Hi Stephen
On 8/10/2022 5:09 PM, Stephen Boyd wrote:
Quoting Kuogee Hsieh (2022-08-10 16:57:51)
On 8/10/2022 3:22 PM, Stephen Boyd wrote:
Quoting Kuogee Hsieh (2022-08-10 12:25:51)
diff --git a/drivers/gpu/drm/msm/dp/dp_display.c b/drivers/gpu/drm/msm/dp/dp_display.c
index b36f8b6..678289a 100644
--- a/drivers/gpu/drm/msm/dp/dp_display.c
+++ b/drivers/gpu/drm/msm/dp/dp_display.c
@@ -1729,10 +1729,20 @@ void dp_bridge_disable(struct drm_bridge *drm_bridge)
struct msm_dp_bridge *dp_bridge = to_dp_bridge(drm_bridge);
struct msm_dp *dp = dp_bridge->dp_display;
struct dp_display_private *dp_display;
+ u32 state;
dp_display = container_of(dp, struct dp_display_private, dp_display);
+ mutex_lock(&dp_display->event_mutex);
+
+ state = dp_display->hpd_state;
+ if (state != ST_DISCONNECT_PENDING && state != ST_CONNECTED) {
It's concerning that we have to check this at all. Are we still
interjecting into the disable path when the cable is disconnected?
yes,
The problem is not from cable disconnected.
There is a corner case that this function is called at drm shutdown
(drm_release).
At that time, mainlink is not enabled, hence dp_ctrl_push_idle() will
cause system crash.
The mainlink is only disabled when the cable is disconnected though?
Let me put it this way, if we have to check that the state is
"connected" or "disconnected pending" in the disable path then there's
an issue where this driver is being called in unexpected ways. This
driver is fighting the drm core each time there's a state check. We
really need to get rid of the state tracking entirely, and make sure
that the drm core is calling into the driver at the right time, i.e.

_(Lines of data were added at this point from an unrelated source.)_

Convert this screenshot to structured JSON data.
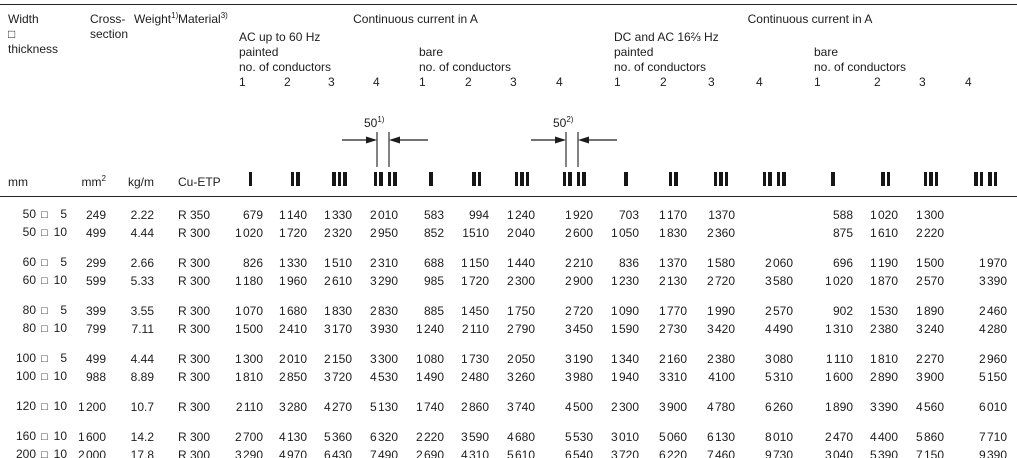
{
  "header": {
    "width_label_lines": [
      "Width",
      "□",
      "thickness"
    ],
    "cross_label_lines": [
      "Cross-",
      "section"
    ],
    "weight_label": {
      "base": "Weight",
      "sup": "1)"
    },
    "material_label": {
      "base": "Material",
      "sup": "3)"
    },
    "ac": {
      "title": "Continuous current in A",
      "frequency": "AC up to 60 Hz",
      "painted": "painted",
      "bare": "bare",
      "conductors": "no. of conductors",
      "numbers": [
        "1",
        "2",
        "3",
        "4"
      ]
    },
    "dc": {
      "title": "Continuous current in A",
      "frequency": "DC and AC 16⅔ Hz",
      "painted": "painted",
      "bare": "bare",
      "conductors": "no. of conductors",
      "numbers": [
        "1",
        "2",
        "3",
        "4"
      ]
    }
  },
  "diagrams": {
    "painted_gap": {
      "value": "50",
      "sup": "1)"
    },
    "bare_gap": {
      "value": "50",
      "sup": "2)"
    }
  },
  "units": {
    "width": "mm",
    "cross_base": "mm",
    "cross_sup": "2",
    "weight": "kg/m",
    "material": "Cu-ETP"
  },
  "size_separator": "□",
  "conductor_icons": [
    [
      1
    ],
    [
      2
    ],
    [
      3
    ],
    [
      2,
      2
    ],
    [
      1
    ],
    [
      2
    ],
    [
      3
    ],
    [
      2,
      2
    ],
    [
      1
    ],
    [
      2
    ],
    [
      3
    ],
    [
      2,
      2
    ],
    [
      1
    ],
    [
      2
    ],
    [
      3
    ],
    [
      2,
      2
    ]
  ],
  "table_rows": [
    {
      "size": {
        "w": "50",
        "t": "5"
      },
      "cross": "249",
      "weight": "2.22",
      "material": "R 350",
      "values": [
        "679",
        "1 140",
        "1 330",
        "2 010",
        "583",
        "994",
        "1 240",
        "1 920",
        "703",
        "1 170",
        "1370",
        "",
        "588",
        "1 020",
        "1 300",
        ""
      ],
      "gap_after": false
    },
    {
      "size": {
        "w": "50",
        "t": "10"
      },
      "cross": "499",
      "weight": "4.44",
      "material": "R 300",
      "values": [
        "1 020",
        "1 720",
        "2 320",
        "2 950",
        "852",
        "1510",
        "2 040",
        "2 600",
        "1 050",
        "1 830",
        "2 360",
        "",
        "875",
        "1 610",
        "2 220",
        ""
      ],
      "gap_after": true
    },
    {
      "size": {
        "w": "60",
        "t": "5"
      },
      "cross": "299",
      "weight": "2.66",
      "material": "R 300",
      "values": [
        "826",
        "1 330",
        "1 510",
        "2 310",
        "688",
        "1 150",
        "1 440",
        "2 210",
        "836",
        "1 370",
        "1 580",
        "2 060",
        "696",
        "1 190",
        "1 500",
        "1 970"
      ],
      "gap_after": false
    },
    {
      "size": {
        "w": "60",
        "t": "10"
      },
      "cross": "599",
      "weight": "5.33",
      "material": "R 300",
      "values": [
        "1 180",
        "1 960",
        "2 610",
        "3 290",
        "985",
        "1 720",
        "2 300",
        "2 900",
        "1 230",
        "2 130",
        "2 720",
        "3 580",
        "1 020",
        "1 870",
        "2 570",
        "3 390"
      ],
      "gap_after": true
    },
    {
      "size": {
        "w": "80",
        "t": "5"
      },
      "cross": "399",
      "weight": "3.55",
      "material": "R 300",
      "values": [
        "1 070",
        "1 680",
        "1 830",
        "2 830",
        "885",
        "1 450",
        "1 750",
        "2 720",
        "1 090",
        "1 770",
        "1 990",
        "2 570",
        "902",
        "1 530",
        "1 890",
        "2 460"
      ],
      "gap_after": false
    },
    {
      "size": {
        "w": "80",
        "t": "10"
      },
      "cross": "799",
      "weight": "7.11",
      "material": "R 300",
      "values": [
        "1 500",
        "2 410",
        "3 170",
        "3 930",
        "1 240",
        "2 110",
        "2 790",
        "3 450",
        "1 590",
        "2 730",
        "3 420",
        "4 490",
        "1 310",
        "2 380",
        "3 240",
        "4 280"
      ],
      "gap_after": true
    },
    {
      "size": {
        "w": "100",
        "t": "5"
      },
      "cross": "499",
      "weight": "4.44",
      "material": "R 300",
      "values": [
        "1 300",
        "2 010",
        "2 150",
        "3 300",
        "1 080",
        "1 730",
        "2 050",
        "3 190",
        "1 340",
        "2 160",
        "2 380",
        "3 080",
        "1 110",
        "1 810",
        "2 270",
        "2 960"
      ],
      "gap_after": false
    },
    {
      "size": {
        "w": "100",
        "t": "10"
      },
      "cross": "988",
      "weight": "8.89",
      "material": "R 300",
      "values": [
        "1 810",
        "2 850",
        "3 720",
        "4 530",
        "1 490",
        "2 480",
        "3 260",
        "3 980",
        "1 940",
        "3 310",
        "4100",
        "5 310",
        "1 600",
        "2 890",
        "3 900",
        "5 150"
      ],
      "gap_after": true
    },
    {
      "size": {
        "w": "120",
        "t": "10"
      },
      "cross": "1 200",
      "weight": "10.7",
      "material": "R 300",
      "values": [
        "2 110",
        "3 280",
        "4 270",
        "5 130",
        "1 740",
        "2 860",
        "3 740",
        "4 500",
        "2 300",
        "3 900",
        "4 780",
        "6 260",
        "1 890",
        "3 390",
        "4 560",
        "6 010"
      ],
      "gap_after": true
    },
    {
      "size": {
        "w": "160",
        "t": "10"
      },
      "cross": "1 600",
      "weight": "14.2",
      "material": "R 300",
      "values": [
        "2 700",
        "4 130",
        "5 360",
        "6 320",
        "2 220",
        "3 590",
        "4 680",
        "5 530",
        "3 010",
        "5 060",
        "6 130",
        "8 010",
        "2 470",
        "4 400",
        "5 860",
        "7 710"
      ],
      "gap_after": false
    },
    {
      "size": {
        "w": "200",
        "t": "10"
      },
      "cross": "2 000",
      "weight": "17.8",
      "material": "R 300",
      "values": [
        "3 290",
        "4 970",
        "6 430",
        "7 490",
        "2 690",
        "4 310",
        "5 610",
        "6 540",
        "3 720",
        "6 220",
        "7 460",
        "9 730",
        "3 040",
        "5 390",
        "7 150",
        "9 390"
      ],
      "gap_after": false
    }
  ]
}
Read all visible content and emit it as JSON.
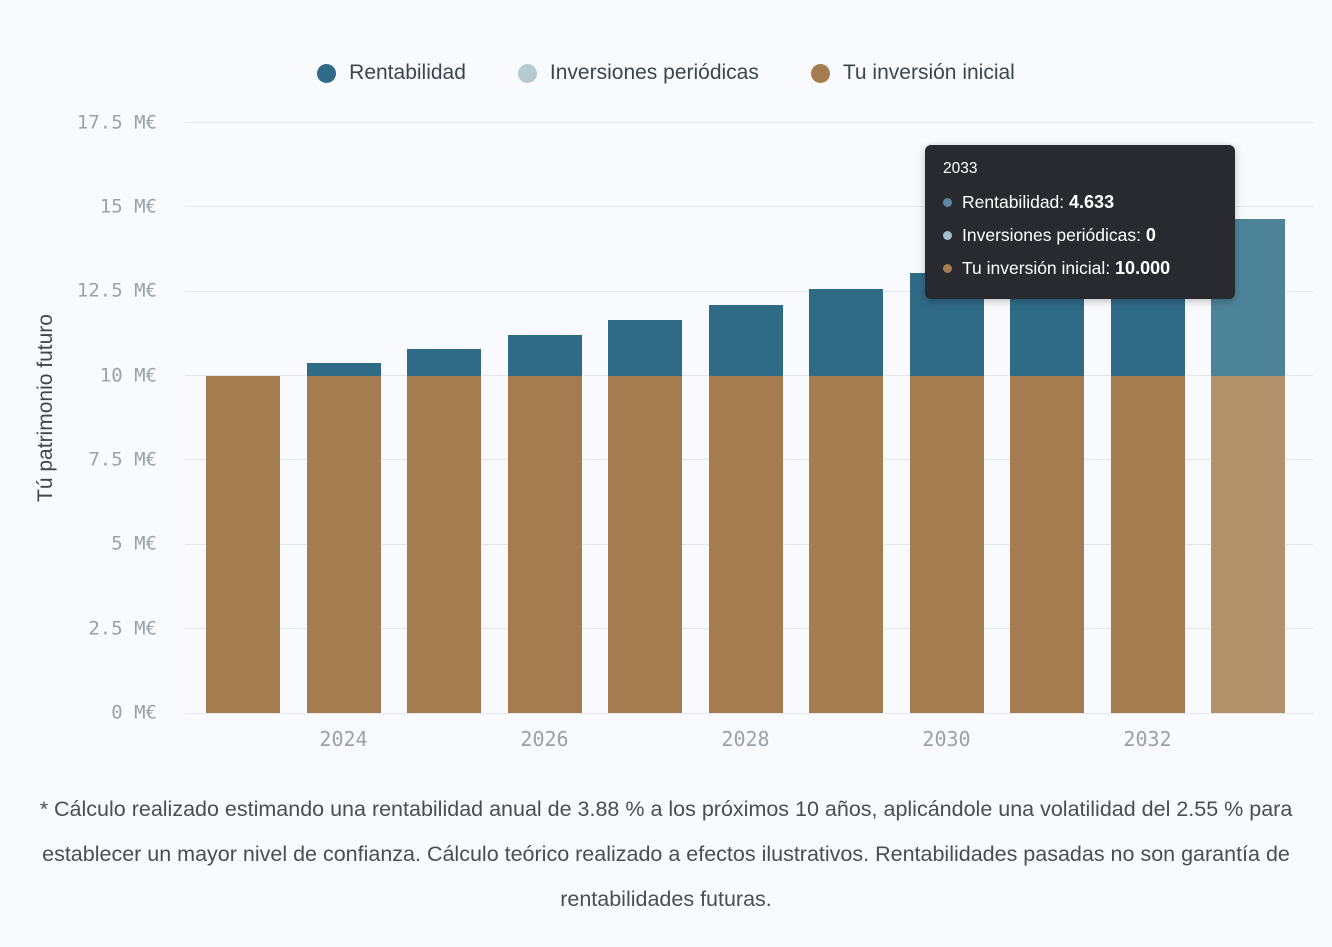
{
  "legend": {
    "items": [
      {
        "id": "rentabilidad",
        "label": "Rentabilidad",
        "color": "#2f6a86"
      },
      {
        "id": "inversiones-periodicas",
        "label": "Inversiones periódicas",
        "color": "#b4cbd3"
      },
      {
        "id": "tu-inversion-inicial",
        "label": "Tu inversión inicial",
        "color": "#a57c50"
      }
    ]
  },
  "chart_data": {
    "type": "bar",
    "stacked": true,
    "title": "",
    "xlabel": "",
    "ylabel": "Tú patrimonio futuro",
    "ylim": [
      0,
      17.5
    ],
    "grid": true,
    "legend_position": "top-center",
    "unit_note": "axis shows value/1000 labelled as M€ (10.000 -> 10 M€)",
    "categories": [
      2023,
      2024,
      2025,
      2026,
      2027,
      2028,
      2029,
      2030,
      2031,
      2032,
      2033
    ],
    "xticks": [
      "2024",
      "2026",
      "2028",
      "2030",
      "2032"
    ],
    "yticks": [
      {
        "value": 0,
        "label": "0 M€"
      },
      {
        "value": 2.5,
        "label": "2.5 M€"
      },
      {
        "value": 5,
        "label": "5 M€"
      },
      {
        "value": 7.5,
        "label": "7.5 M€"
      },
      {
        "value": 10,
        "label": "10 M€"
      },
      {
        "value": 12.5,
        "label": "12.5 M€"
      },
      {
        "value": 15,
        "label": "15 M€"
      },
      {
        "value": 17.5,
        "label": "17.5 M€"
      }
    ],
    "highlighted_index": 10,
    "series": [
      {
        "name": "Tu inversión inicial",
        "id": "tu-inversion-inicial",
        "color": "#a57c50",
        "hover_color": "#b2926b",
        "values": [
          10,
          10,
          10,
          10,
          10,
          10,
          10,
          10,
          10,
          10,
          10
        ]
      },
      {
        "name": "Inversiones periódicas",
        "id": "inversiones-periodicas",
        "color": "#b4cbd3",
        "hover_color": "#c6d8de",
        "values": [
          0,
          0,
          0,
          0,
          0,
          0,
          0,
          0,
          0,
          0,
          0
        ]
      },
      {
        "name": "Rentabilidad",
        "id": "rentabilidad",
        "color": "#2f6a86",
        "hover_color": "#4d8399",
        "values": [
          0,
          0.388,
          0.791,
          1.21,
          1.645,
          2.096,
          2.566,
          3.053,
          3.56,
          4.086,
          4.633
        ]
      }
    ]
  },
  "tooltip": {
    "title": "2033",
    "rows": [
      {
        "id": "rentabilidad",
        "label": "Rentabilidad",
        "value": "4.633",
        "dot_color": "#5b87a0"
      },
      {
        "id": "inversiones-periodicas",
        "label": "Inversiones periódicas",
        "value": "0",
        "dot_color": "#a3bfca"
      },
      {
        "id": "tu-inversion-inicial",
        "label": "Tu inversión inicial",
        "value": "10.000",
        "dot_color": "#a57d52"
      }
    ]
  },
  "footnote": "* Cálculo realizado estimando una rentabilidad anual de 3.88 % a los próximos 10 años, aplicándole una volatilidad del 2.55 % para establecer un mayor nivel de confianza. Cálculo teórico realizado a efectos ilustrativos. Rentabilidades pasadas no son garantía de rentabilidades futuras."
}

bridge disable is only called when the mainlink is enabled, etc.
So if link training failed, we do not send a uevent to usermode and will
bail out here:
rc = dp_ctrl_on_link(dp->ctrl);
if (rc) {
DRM_ERROR("failed to complete DP link training\n");
goto end;
}
So this commit is not coming from usermode but from the drm_release() path.
Even then, you do have a valid point. DRM framework should not have
caused the disable path to happen without an enable.
I went through the stack mentioned in the issue.
Lets see this part of the stack:
dp_ctrl_push_idle+0x40/0x88
dp_bridge_disable+0x24/0x30
drm_atomic_bridge_chain_disable+0x90/0xbc
drm_atomic_helper_commit_modeset_disables+0x198/0x444
msm_atomic_commit_tail+0x1d0/0x374
In drm_atomic_helper_commit_modeset_disables(), we call disable_outputs().
AFAICT, this is the only place which has a protection to not call the
disable() flow if it was not enabled here:
https://gitlab.freedesktop.org/drm/msm/-/blob/msm-next/drivers/gpu/drm/drm_atomic_helper.c#L1063
But that function is only checking crtc_state->active. Thats set by the
usermode:
https://gitlab.freedesktop.org/drm/msm/-/blob/msm-next/drivers/gpu/drm/drm_atomic_uapi.c#L407
Now, if usermode sets that to true and then crashed it can bypass this
check and we will crash in the location kuogee is trying to fix.
From the issue mentioned in
https://gitlab.freedesktop.org/drm/msm/-/issues/17, the reporter did
mention the usermode crashed.
So this is my tentative analysis of whats happening here.
Ideally yes, we should have been protected by the location mentioned
above in disable_outputs() but looks to me due to the above hypothesis
its getting bypassed.
Thanks
Abhinav